Re: Image of the day. I am sad to hear Mel Ferrer died, but what a career he left behind. I recently wrote about him and the film Nightmare City on my blog. His work in the Italian horror and cannibal cinema of the late 70's and 80's is wonderfully cheesy.
I think you and I were on the same wavelength, Keith, re MOTHER OF TEARS. To call it self-sabotage is to play the revisionist about the last two *decades* of Argento's career. At the very least, it's hella refreshing in the wake of SLEEPLESS, THE CARD PLAYER, et al. As Tim Lucas wrote: "...the return to alchemical themes alone gives the film an edge that Argento's work hasn't had in decades."
I think it probably works better as a quasi-sequel to STENDHAL than it does as a Mother movie, but in the context of the Belated Comeback film that has become the new trend (Romero's new DEAD flicks, RAMBO, LIVE FREE OR DIE HARD, CRYSTAL SKULL), I'd call MOTHER OF TEARS one of the least threatening to its series' legacy.

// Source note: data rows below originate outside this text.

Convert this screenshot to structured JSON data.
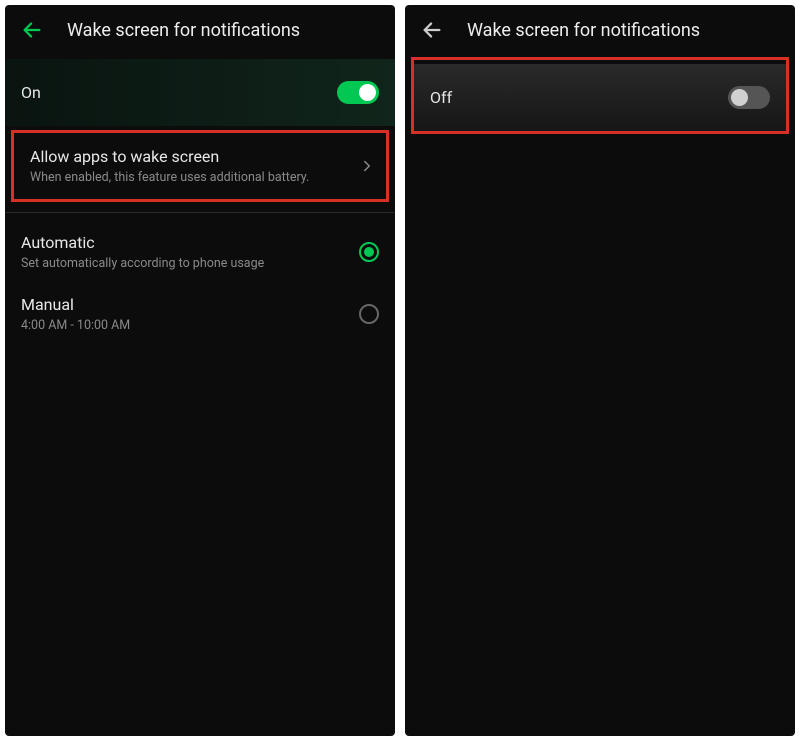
{
  "left": {
    "header": {
      "title": "Wake screen for notifications"
    },
    "main_toggle": {
      "label": "On",
      "state": "on"
    },
    "allow_apps": {
      "title": "Allow apps to wake screen",
      "subtitle": "When enabled, this feature uses additional battery."
    },
    "options": [
      {
        "title": "Automatic",
        "subtitle": "Set automatically according to phone usage",
        "selected": true
      },
      {
        "title": "Manual",
        "subtitle": "4:00 AM - 10:00 AM",
        "selected": false
      }
    ]
  },
  "right": {
    "header": {
      "title": "Wake screen for notifications"
    },
    "main_toggle": {
      "label": "Off",
      "state": "off"
    }
  }
}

For what it's worth, I guffawed so loudly at that TIFF screening that people moved away from me, but I was laughing because I was giddy over its lawlessness (and in retrospect, I felt kind of ashamed), not because I found it inept or campy. Cheeky, maybe--but since when has a sense of mischief been a bad thing in Euro horror? And while it has the taint of Argento's newer work (which is missing what Walter Chaw called "his savant-like spark"), it's also Dada enough to honour its predecessors in the abstract.